January 18, 1995|TYLER MARSHALL | TIMES STAFF WRITER

STRASBOURG, France — In an emotional, highly personal farewell plea before the European Parliament, a frail French President Francois Mitterrand on Tuesday appealed to Europeans to overcome their nationalistic prejudices and move toward deeper unity.

"We must overcome our prejudices, our history," he warned. "If we don't, one imperative will overtake us--nationalism and war. For war isn't just something of the past (in Western Europe); it can also be something of the future."

Mitterrand's comments came at the end of an hourlong speech that outlined France's objectives during its six-month tenure as head of the European Union's Council of Ministers.

His words appeared to be aimed not so much at the conflict that continues to unfold in the former Yugoslav federation or at the Russian military assault in Chechnya, but more at strains that have emerged within the EU itself in recent years--strains that have led its member states increasingly to defend narrow national interests at the expense of the union as a whole.

There has also been a noticeable cooling in some countries, including France and Germany, of the earlier public enthusiasm for deeper European unity.

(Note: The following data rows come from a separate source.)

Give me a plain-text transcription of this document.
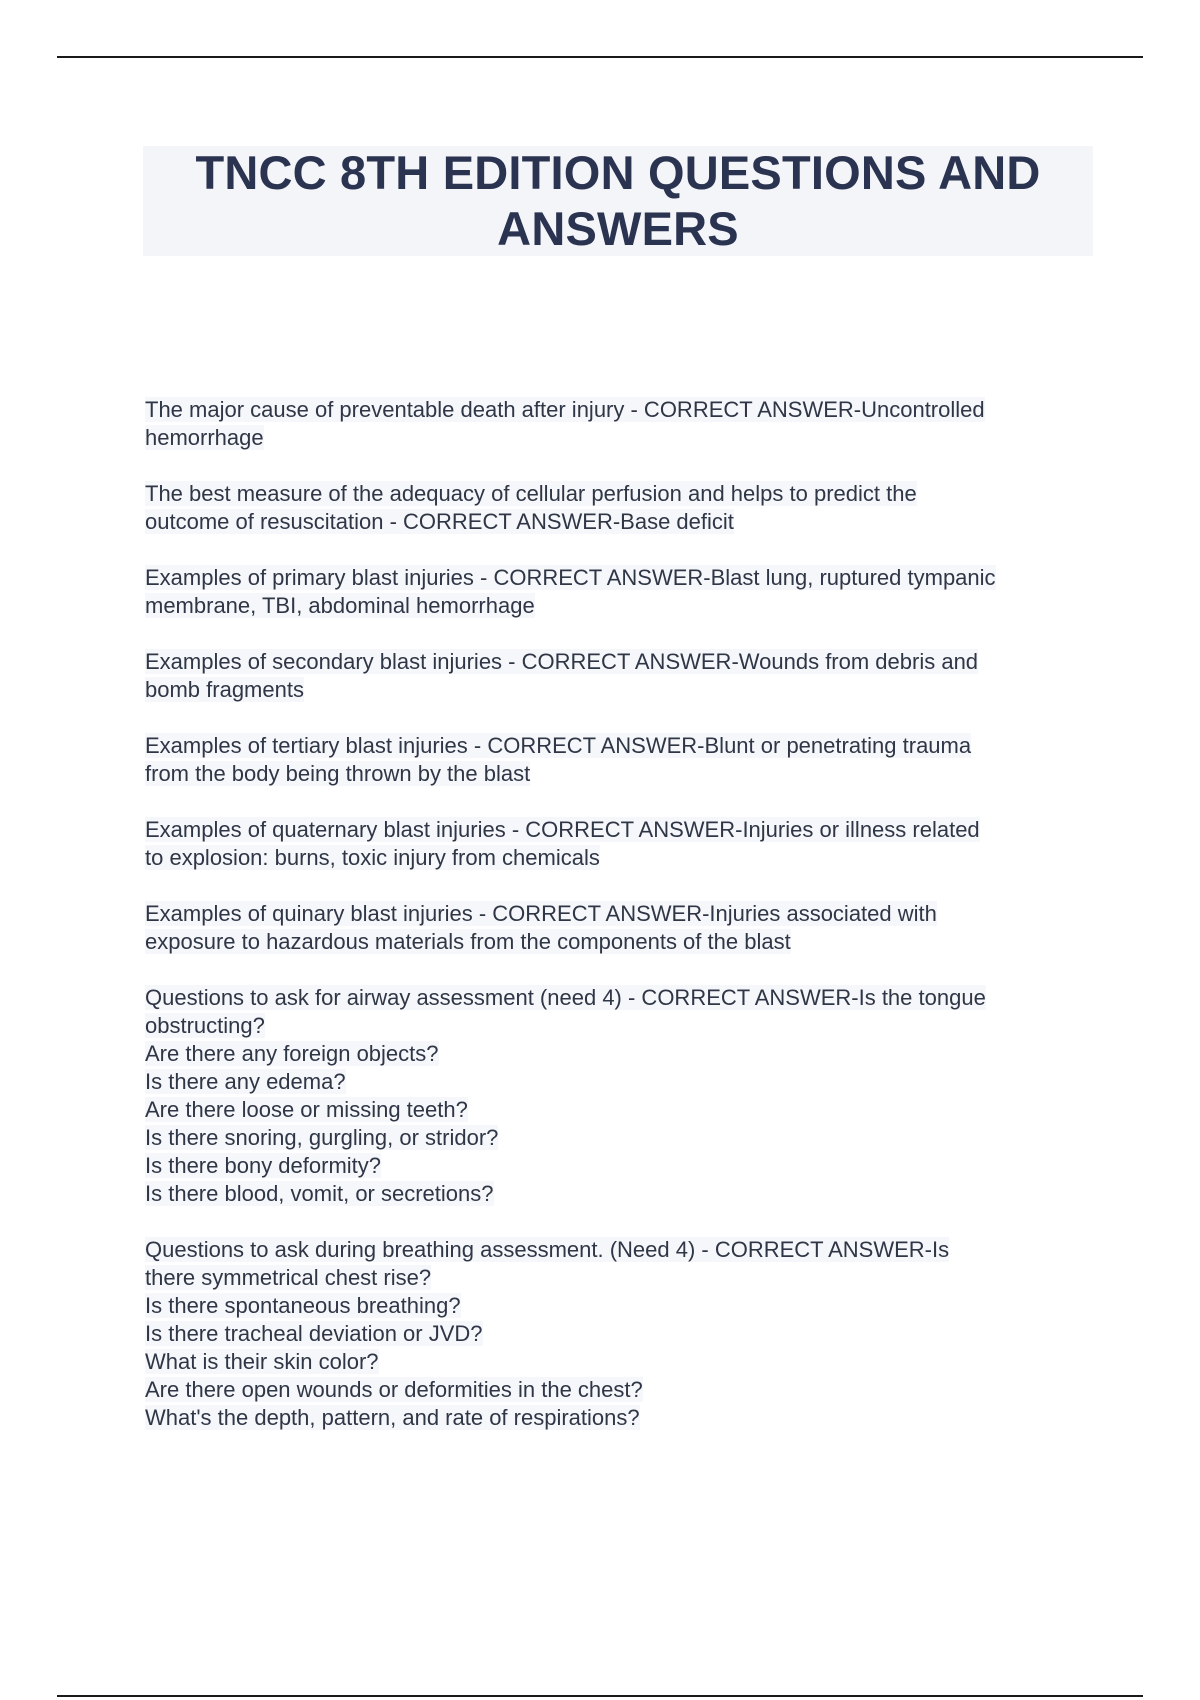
TNCC 8TH EDITION QUESTIONS AND ANSWERS

The major cause of preventable death after injury - CORRECT ANSWER-Uncontrolled
hemorrhage

The best measure of the adequacy of cellular perfusion and helps to predict the
outcome of resuscitation - CORRECT ANSWER-Base deficit

Examples of primary blast injuries - CORRECT ANSWER-Blast lung, ruptured tympanic
membrane, TBI, abdominal hemorrhage

Examples of secondary blast injuries - CORRECT ANSWER-Wounds from debris and
bomb fragments

Examples of tertiary blast injuries - CORRECT ANSWER-Blunt or penetrating trauma
from the body being thrown by the blast

Examples of quaternary blast injuries - CORRECT ANSWER-Injuries or illness related
to explosion: burns, toxic injury from chemicals

Examples of quinary blast injuries - CORRECT ANSWER-Injuries associated with
exposure to hazardous materials from the components of the blast

Questions to ask for airway assessment (need 4) - CORRECT ANSWER-Is the tongue
obstructing?
Are there any foreign objects?
Is there any edema?
Are there loose or missing teeth?
Is there snoring, gurgling, or stridor?
Is there bony deformity?
Is there blood, vomit, or secretions?

Questions to ask during breathing assessment. (Need 4) - CORRECT ANSWER-Is
there symmetrical chest rise?
Is there spontaneous breathing?
Is there tracheal deviation or JVD?
What is their skin color?
Are there open wounds or deformities in the chest?
What's the depth, pattern, and rate of respirations?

Suffering from cancer and the harsh effects of chemotherapy treatment to combat it, the 78-year-old president frequently leaned on the podium as he spoke and at one point referred to the speech as "one of my last public acts here."

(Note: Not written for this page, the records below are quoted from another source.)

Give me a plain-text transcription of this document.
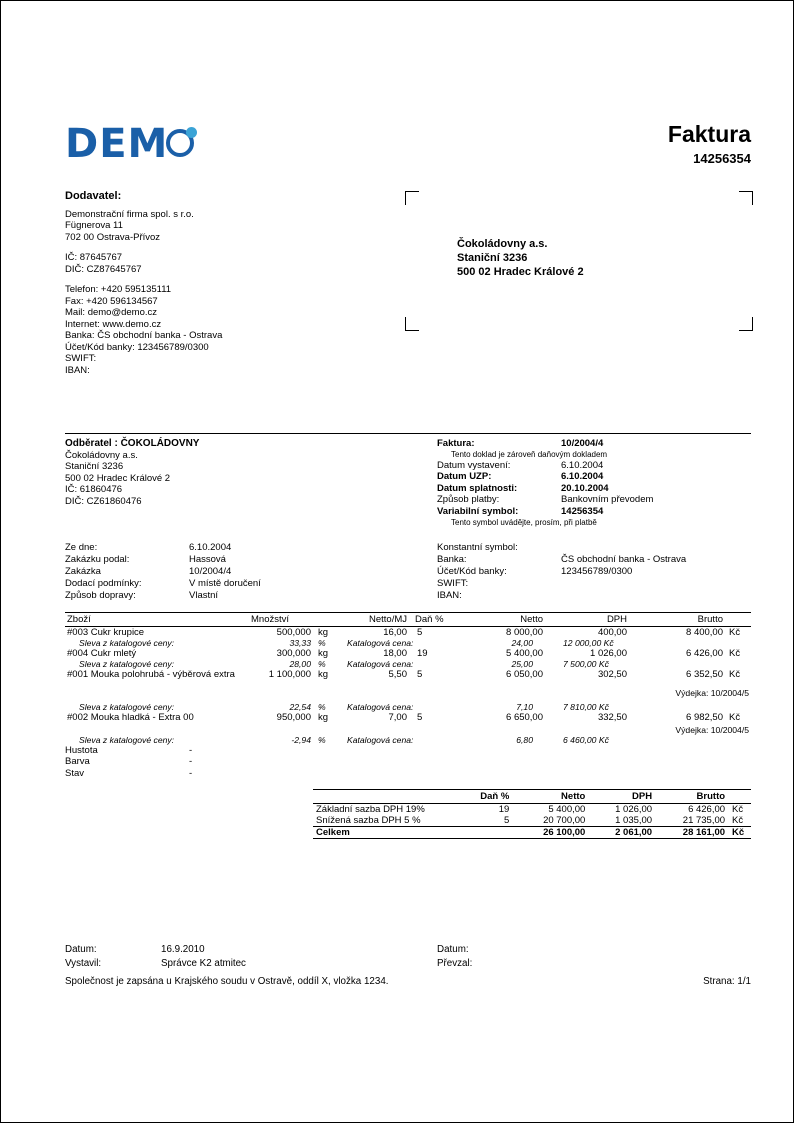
DEM	Faktura
14256354
Dodavatel:
Demonstrační firma spol. s r.o.
Fügnerova 11
702 00 Ostrava-Přívoz
IČ: 87645767
DIČ: CZ87645767
Telefon: +420 595135111
Fax: +420 596134567
Mail: demo@demo.cz
Internet: www.demo.cz
Banka: ČS obchodní banka - Ostrava
Účet/Kód banky: 123456789/0300
SWIFT:
IBAN:
Čokoládovny a.s.
Staniční 3236
500 02 Hradec Králové 2
Odběratel : ČOKOLÁDOVNY
Čokoládovny a.s.
Staniční 3236
500 02 Hradec Králové 2
IČ: 61860476
DIČ: CZ61860476
Faktura:	10/2004/4
Tento doklad je zároveň daňovým dokladem
Datum vystavení:	6.10.2004
Datum UZP:	6.10.2004
Datum splatnosti:	20.10.2004
Způsob platby:	Bankovním převodem
Variabilní symbol:	14256354
Tento symbol uvádějte, prosím, při platbě
Ze dne:	6.10.2004
Zakázku podal:	Hassová
Zakázka	10/2004/4
Dodací podmínky:	V místě doručení
Způsob dopravy:	Vlastní
Konstantní symbol:
Banka:	ČS obchodní banka - Ostrava
Účet/Kód banky:	123456789/0300
SWIFT:
IBAN:
Zboží	Množství		Netto/MJ	Daň %	Netto	DPH	Brutto	
#003 Cukr krupice	500,000	kg	16,00	5	8 000,00	400,00	8 400,00	Kč
Sleva z katalogové ceny:	33,33	%	Katalogová cena:		24,00	12 000,00 Kč		
#004 Cukr mletý	300,000	kg	18,00	19	5 400,00	1 026,00	6 426,00	Kč
Sleva z katalogové ceny:	28,00	%	Katalogová cena:		25,00	7 500,00 Kč		
#001 Mouka polohrubá - výběrová extra	1 100,000	kg	5,50	5	6 050,00	302,50	6 352,50	Kč
Výdejka: 10/2004/5								
Sleva z katalogové ceny:	22,54	%	Katalogová cena:		7,10	7 810,00 Kč		
#002 Mouka hladká - Extra 00	950,000	kg	7,00	5	6 650,00	332,50	6 982,50	Kč
Výdejka: 10/2004/5								
Sleva z katalogové ceny:	-2,94	%	Katalogová cena:		6,80	6 460,00 Kč		
Hustota	-
Barva	-
Stav	-
	Daň %	Netto	DPH	Brutto	
Základní sazba DPH 19%	19	5 400,00	1 026,00	6 426,00	Kč
Snížená sazba DPH 5 %	5	20 700,00	1 035,00	21 735,00	Kč
Celkem		26 100,00	2 061,00	28 161,00	Kč
Datum:	16.9.2010	Datum:
Vystavil:	Správce K2 atmitec	Převzal:
Společnost je zapsána u Krajského soudu v Ostravě, oddíl X, vložka 1234.	Strana: 1/1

Mitterrand's presidential term is scheduled to end this spring.

His formal speech completed, he noted a generational change now under way within the leadership of Western Europe and urged that the ideals of unity and cooperation be passed on with this change.

Mitterrand referred to his experience as a prisoner of war in Germany during World War II, his family's animosity toward the Germans and the fact that during its history, France had fought every European country but Denmark.

"We shouldn't pass on hate, but the good fortune that comes with reconciliation. This is what we have done here," he added, nodding to the lawmakers in front of him. "You are the guardians of our future, of our peace."